Background and Aim. Garbage code (GC) in death surveillance data may affect the statistics on causes of death, and the public health policies made based on it. Redistribution of GCs means to assign a GC to a plausible correct underlying cause of death (UCOD), ways of doing which include expert consultation, fixed proportional reassignment, computed proportional reassignment based on the information from cause of death chain, regression models, and so on. The Global Burden of Disease (GBD) study has used several ways to redistribute various GCs in the death data sets all over the world. In this study, using heart failure as an example, we aimed to discuss the GCs redistribution in relatively small city-level death data sets, and the suitability of certain redistribution methods.

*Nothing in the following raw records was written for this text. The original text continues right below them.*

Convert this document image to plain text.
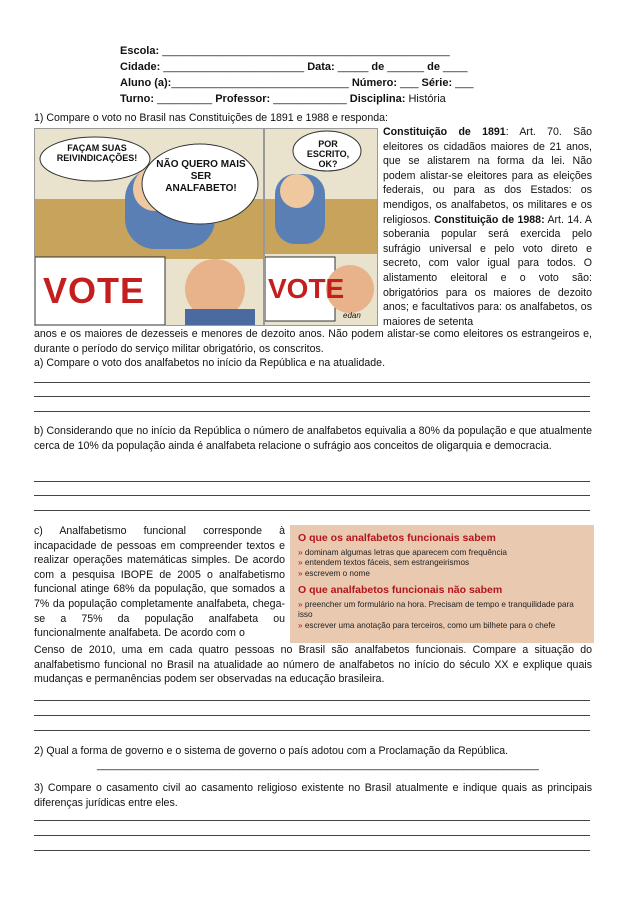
Escola: _______________________________________________
Cidade: _______________________ Data: _____ de ______ de ____
Aluno (a):_____________________________ Número: ___ Série: ___
Turno: _________ Professor: ____________ Disciplina: História
1) Compare o voto no Brasil nas Constituições de 1891 e 1988 e responda:
FAÇAM SUAS REIVINDICAÇÕES!
NÃO QUERO MAIS SER ANALFABETO!
VOTE
POR ESCRITO, OK?
VOTE
edan
Constituição de 1891: Art. 70. São eleitores os cidadãos maiores de 21 anos, que se alistarem na forma da lei. Não podem alistar-se eleitores para as eleições federais, ou para as dos Estados: os mendigos, os analfabetos, os militares e os religiosos. Constituição de 1988: Art. 14. A soberania popular será exercida pelo sufrágio universal e pelo voto direto e secreto, com valor igual para todos. O alistamento eleitoral e o voto são: obrigatórios para os maiores de dezoito anos; e facultativos para: os analfabetos, os maiores de setenta
anos e os maiores de dezesseis e menores de dezoito anos. Não podem alistar-se como eleitores os estrangeiros e, durante o período do serviço militar obrigatório, os conscritos.
a) Compare o voto dos analfabetos no início da República e na atualidade.
b) Considerando que no início da República o número de analfabetos equivalia a 80% da população e que atualmente cerca de 10% da população ainda é analfabeta relacione o sufrágio aos conceitos de oligarquia e democracia.
c) Analfabetismo funcional corresponde à incapacidade de pessoas em compreender textos e realizar operações matemáticas simples. De acordo com a pesquisa IBOPE de 2005 o analfabetismo funcional atinge 68% da população, que somados a 7% da população completamente analfabeta, chega-se a 75% da população analfabeta ou funcionalmente analfabeta. De acordo com o
O que os analfabetos funcionais sabem
» dominam algumas letras que aparecem com frequência
» entendem textos fáceis, sem estrangeirismos
» escrevem o nome
O que analfabetos funcionais não sabem
» preencher um formulário na hora. Precisam de tempo e tranquilidade para isso
» escrever uma anotação para terceiros, como um bilhete para o chefe
Censo de 2010, uma em cada quatro pessoas no Brasil são analfabetos funcionais. Compare a situação do analfabetismo funcional no Brasil na atualidade ao número de analfabetos no início do século XX e explique quais mudanças e permanências podem ser observadas na educação brasileira.
2) Qual a forma de governo e o sistema de governo o país adotou com a Proclamação da República.
___________________________________________________________________________
3) Compare o casamento civil ao casamento religioso existente no Brasil atualmente e indique quais as principais diferenças jurídicas entre eles.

Methods. We collected the cause of death surveillance data in two Chinese cities, Weifang and Xuanwei, checked and improved the data quality before analysis. We extracted the death records attributed to heart failure, then manually corrected their UCOD, based on the cause of death chain information and according to the rules and guidelines for morbidity coding established by World Health Organization (WHO). After this step, we conducted the redistribution process for the records with UCOD remaining to be heart failure, using two different approaches, coarsen exact matching and linear regression, respectively. At last, we calculated the cause-specific mortalities before and after to observe the changes.
Results. Death cases with UCOD stated as heart failure were 1556 (percentage: 0.33%) in Weifang and 226 (0.41%) in Xuanwei, respectively. After manual correction, in both cities UCOD remained the same in about 75% of the records. In Weifang, when using coarsen exact matching, heart failure was mainly redistributed to ischemic heart disease (IHD, 45.31%), hypertensive heart disease (HHD, 21.56%) and chronic obstructive pulmonary disease (COPD 8.98%), but the death counts due to HHD, rheumatic heart disease (RHD) and other cardiovascular diseases except for IHD, HHD, RHD and stroke (CD) increased the most, with increasing percentages being 3.288%, 2.451% and 1.619%. When using linear regression, heart failure was almost all redistributed to IHD (91.20%), the death counts due to CD and IHD increased 1.213% and 0.929%. In Xuanwei, when using coarsen exact matching, heart failure was mainly redistributed to IHD (24.70%), diabetes mellitus and chronic kidney disease (DMCKD 23.25%) and COPD (16.10%), but the death counts due to HHD, DMCKD and RHD increased the most, with increasing percentages being 7.786%, 4.107% and 2.156%. When using linear regression, heart failure was all redistributed to COPD (94.83%), and its death count increased 1.622%.
Conclusions. In cities with 1 to 10 million permanent residents, if the percentage of certain GC was quite low in their death data sets, the necessity of redistributing it would be worth discussed. If redistributing it, coarsen exact matching should probably be more suitable then linear regression, as linear regression may cause inappropriate centralization of redistribution target diseases. The fundamental way for improving the quality of death data is to improve the capacity of primary staff on UCOD identification and coding.